Known and suspected detention facilities in Kashgar, Hotan and Urumqi between Jan 2016 and Sep 2018. Source: Australian Strategic Policy Institute

Food and hi-tech electronic supply chains have been warned they may be caught up in the growing use of forced labour in China’s western Xinjiang province. 

The province is home to China’s Uyghur ethnic minority, which in recent years has been the subject of a government crackdown that has seen up to a million people detained in internment camps, amid reports of human rights violations, according to global risk analysis company Verisk Maplecroft. 

As more reports emerge about human rights abuses in China’s Xinjiang region against the indigenous Uyghur population, the likelihood of more companies being swept into controversy over the use of forced and child labour in Xinjiang increases,” said its senior commodities analyst, Ryan Aherin. 

The supply chains of apparel brands have already been linked to labour rights abuses, but there is evidence to suggest these violations could move beyond the sector and even China’s borders, as raw materials produced in Xinjiang are being used in manufacturing in other countries,” he added. 

The official Chinese government line on the camps is that they are for re-education, to integrate Uyghurs into Han Chinese society and “improve their economic wellbeing“. 

However, there have been widespread reports that the camps are also being used as manufacturing facilities, using forced and child labour, particularly in the food and apparel sectors, despite government denials. 

We researched reports in Chinese language media that contained statements from government officials about the types of ‘vocational training’ that detainees are receiving in the camps. These state that many camps provide training in apparel and footwear manufacturing, food processing and electronics manufacturing,” said Mr Aherin.

It is likely that if components for these sectors are being made by detainees, the government will do its best to make them untraceable to other supply chains.”  

He added that the greatest raw material risk was linked to the production of cotton.
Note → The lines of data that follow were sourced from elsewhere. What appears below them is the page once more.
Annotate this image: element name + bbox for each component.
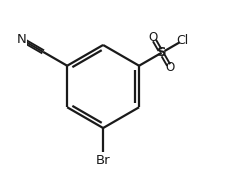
Text: O: O: [165, 61, 175, 74]
Text: O: O: [148, 31, 158, 44]
Text: S: S: [157, 46, 166, 59]
Text: Cl: Cl: [176, 34, 189, 47]
Text: Br: Br: [96, 154, 110, 167]
Text: N: N: [17, 33, 27, 46]
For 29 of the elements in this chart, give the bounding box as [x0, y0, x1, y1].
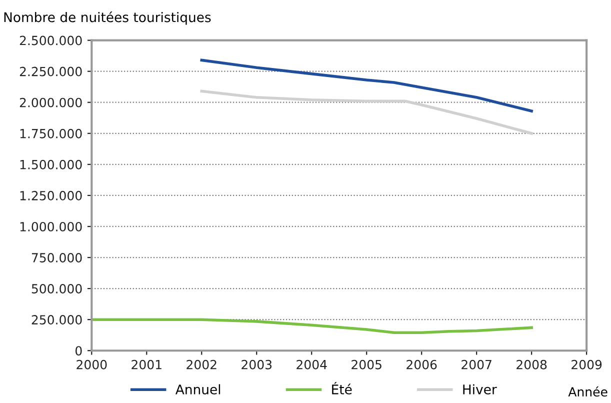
x-tick-label: 2005	[352, 360, 382, 370]
line-series	[92, 318, 533, 334]
legend-label: Annuel	[175, 384, 220, 394]
x-tick-label: 2006	[406, 360, 437, 370]
x-tick-label: 2004	[296, 360, 327, 370]
line-series	[200, 58, 533, 112]
y-tick-label: 1.000.000	[20, 222, 82, 232]
line-series	[200, 90, 533, 135]
y-tick-label: 2.250.000	[20, 66, 82, 76]
x-tick-label: 2003	[242, 360, 272, 370]
x-tick-label: 2009	[572, 360, 602, 370]
x-tick-label: 2007	[462, 360, 492, 370]
y-tick-label: 750.000	[32, 252, 82, 262]
y-tick-label: 1.500.000	[20, 160, 82, 170]
x-axis-title: Année	[568, 386, 608, 397]
legend-label: Été	[332, 382, 352, 394]
y-tick-label: 1.250.000	[20, 190, 82, 200]
y-tick-label: 2.500.000	[20, 36, 82, 46]
y-tick-label: 0	[75, 346, 82, 356]
y-tick-label: 1.750.000	[20, 128, 82, 138]
legend-label: Hiver	[463, 384, 497, 394]
x-tick-label: 2001	[132, 360, 162, 370]
x-tick-label: 2000	[76, 360, 107, 370]
y-tick-label: 500.000	[32, 284, 82, 294]
x-tick-label: 2002	[186, 360, 216, 370]
y-tick-label: 2.000.000	[20, 98, 82, 108]
y-axis-title: Nombre de nuitées touristiques	[4, 11, 211, 25]
y-tick-label: 250.000	[32, 315, 82, 325]
x-tick-label: 2008	[516, 360, 547, 370]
China is the world’s largest producer and, according to China’s National Bureau of Statistics, 74.4% of its cotton is produced in Xinjiang.  

“According to our commodity risk assessment, Chinese cotton has been directly linked to child and forced labour, as women and children have had to work in the cotton harvest to make up for the lost wages of detained men.    
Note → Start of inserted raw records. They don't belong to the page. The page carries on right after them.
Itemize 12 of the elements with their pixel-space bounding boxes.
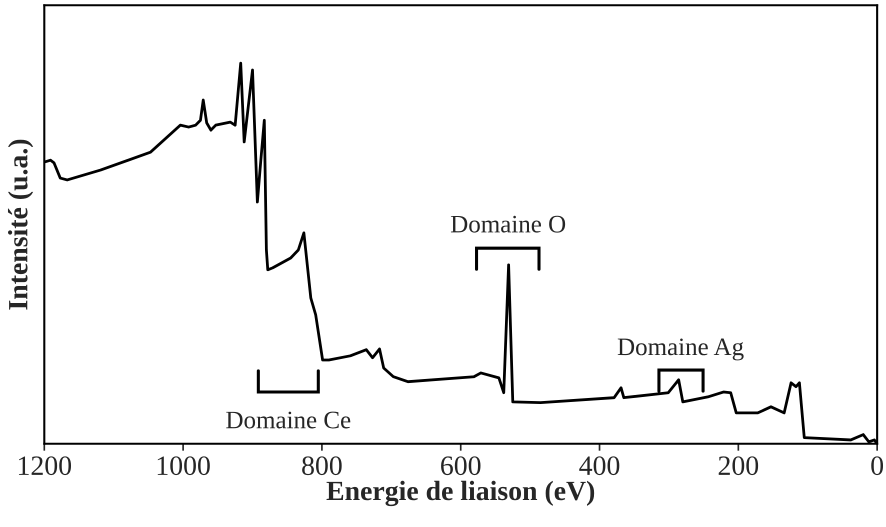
x-tick-label: 200 (718, 456, 758, 476)
x-axis-title: Energie de liaison (eV) (326, 480, 594, 506)
x-tick-label: 1000 (158, 456, 210, 476)
annotation: Domaine O (450, 216, 566, 233)
x-tick-label: 1200 (18, 456, 72, 476)
y-axis-title: Intensité (u.a.) (8, 140, 34, 310)
annotation: Domaine Ag (618, 338, 744, 360)
x-tick-label: 400 (579, 456, 620, 476)
x-tick-label: 800 (302, 456, 342, 476)
annotation: Domaine Ce (226, 412, 350, 428)
x-tick-label: 600 (441, 456, 480, 476)
x-tick-label: 0 (871, 456, 884, 476)
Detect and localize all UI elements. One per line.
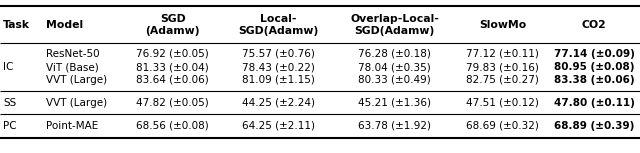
Text: 47.82 (±0.05): 47.82 (±0.05) [136,97,209,108]
Text: CO2: CO2 [582,19,607,30]
Text: ResNet-50: ResNet-50 [46,49,100,59]
Text: IC: IC [3,62,13,72]
Text: SlowMo: SlowMo [479,19,526,30]
Text: 63.78 (±1.92): 63.78 (±1.92) [358,121,431,131]
Text: SGD
(Adamw): SGD (Adamw) [145,13,200,35]
Text: 76.28 (±0.18): 76.28 (±0.18) [358,49,431,59]
Text: Local-
SGD(Adamw): Local- SGD(Adamw) [239,13,319,35]
Text: VVT (Large): VVT (Large) [46,75,107,85]
Text: 47.51 (±0.12): 47.51 (±0.12) [467,97,539,108]
Text: Model: Model [46,19,83,30]
Text: Point-MAE: Point-MAE [46,121,98,131]
Text: 83.64 (±0.06): 83.64 (±0.06) [136,75,209,85]
Text: 80.33 (±0.49): 80.33 (±0.49) [358,75,431,85]
Text: 82.75 (±0.27): 82.75 (±0.27) [467,75,539,85]
Text: Overlap-Local-
SGD(Adamw): Overlap-Local- SGD(Adamw) [350,13,439,35]
Text: 81.33 (±0.04): 81.33 (±0.04) [136,62,209,72]
Text: 68.89 (±0.39): 68.89 (±0.39) [554,121,634,131]
Text: ViT (Base): ViT (Base) [46,62,99,72]
Text: 68.69 (±0.32): 68.69 (±0.32) [467,121,539,131]
Text: 79.83 (±0.16): 79.83 (±0.16) [467,62,539,72]
Text: 75.57 (±0.76): 75.57 (±0.76) [242,49,315,59]
Text: Task: Task [3,19,30,30]
Text: 80.95 (±0.08): 80.95 (±0.08) [554,62,634,72]
Text: 76.92 (±0.05): 76.92 (±0.05) [136,49,209,59]
Text: 77.14 (±0.09): 77.14 (±0.09) [554,49,635,59]
Text: 78.43 (±0.22): 78.43 (±0.22) [242,62,315,72]
Text: 68.56 (±0.08): 68.56 (±0.08) [136,121,209,131]
Text: VVT (Large): VVT (Large) [46,97,107,108]
Text: 47.80 (±0.11): 47.80 (±0.11) [554,97,635,108]
Text: SS: SS [3,97,16,108]
Text: 45.21 (±1.36): 45.21 (±1.36) [358,97,431,108]
Text: 44.25 (±2.24): 44.25 (±2.24) [242,97,315,108]
Text: 83.38 (±0.06): 83.38 (±0.06) [554,75,634,85]
Text: 81.09 (±1.15): 81.09 (±1.15) [242,75,315,85]
Text: 64.25 (±2.11): 64.25 (±2.11) [242,121,315,131]
Text: 78.04 (±0.35): 78.04 (±0.35) [358,62,431,72]
Text: 77.12 (±0.11): 77.12 (±0.11) [467,49,539,59]
Text: PC: PC [3,121,17,131]
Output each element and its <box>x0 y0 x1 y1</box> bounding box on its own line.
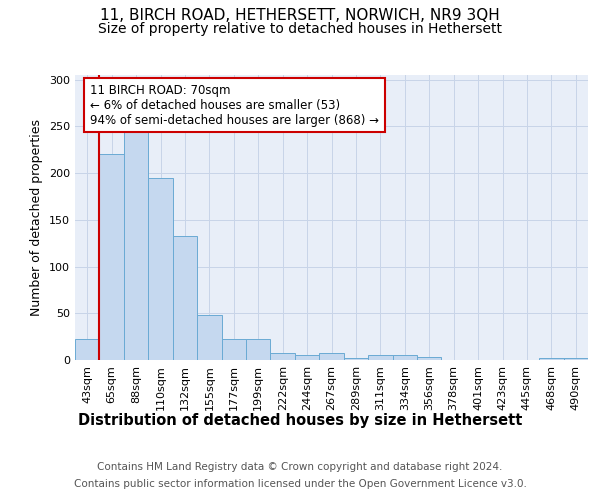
Bar <box>75 338 100 360</box>
Text: Distribution of detached houses by size in Hethersett: Distribution of detached houses by size … <box>78 412 522 428</box>
Bar <box>539 358 563 360</box>
Bar <box>295 356 319 360</box>
Bar <box>173 236 197 360</box>
Bar <box>246 338 271 360</box>
Bar <box>100 154 124 360</box>
Bar <box>319 352 344 360</box>
Text: Contains HM Land Registry data © Crown copyright and database right 2024.: Contains HM Land Registry data © Crown c… <box>97 462 503 472</box>
Text: 11 BIRCH ROAD: 70sqm
← 6% of detached houses are smaller (53)
94% of semi-detach: 11 BIRCH ROAD: 70sqm ← 6% of detached ho… <box>91 84 379 126</box>
Bar <box>344 358 368 360</box>
Bar <box>417 357 442 360</box>
Bar <box>221 340 246 360</box>
Text: Size of property relative to detached houses in Hethersett: Size of property relative to detached ho… <box>98 22 502 36</box>
Bar <box>392 356 417 360</box>
Text: 11, BIRCH ROAD, HETHERSETT, NORWICH, NR9 3QH: 11, BIRCH ROAD, HETHERSETT, NORWICH, NR9… <box>100 8 500 22</box>
Bar <box>124 131 148 360</box>
Bar <box>197 315 221 360</box>
Text: Contains public sector information licensed under the Open Government Licence v3: Contains public sector information licen… <box>74 479 526 489</box>
Bar <box>148 178 173 360</box>
Y-axis label: Number of detached properties: Number of detached properties <box>31 119 43 316</box>
Bar <box>563 358 588 360</box>
Bar <box>271 354 295 360</box>
Bar <box>368 356 392 360</box>
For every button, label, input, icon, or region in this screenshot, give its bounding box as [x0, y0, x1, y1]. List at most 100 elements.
Due to the prevalence of Chinese cotton in the global apparel industry – China is a major exporter of cotton-based textiles to other garment producers in the region such as Bangladesh, Cambodia and Vietnam – links to abuses in Xinjiang are likely to spread well beyond China’s borders.  

Other materials to look out for include cashmere wool, which is often imported into the region from Mongolia to be processed in factories,” Mr Aherin added.  
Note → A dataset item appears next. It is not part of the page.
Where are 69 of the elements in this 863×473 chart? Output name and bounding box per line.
Xinjiang is also on the key gateways of China’s Belt and Road with its strategic location adjacent to Kazakhstan and as a host to one of the main rail arteries connecting Europe with Asia. 

As China expands its Belt and Road initiative, Xinjiang will be a major springboard for Chinese economic activity into Central Asia. The region’s importance is one of the driving factors behind Beijing’s tightening grip over Uyghur communities.  Therefore, abuses faced by local communities are also likely to escalate,” Mr Aherin said.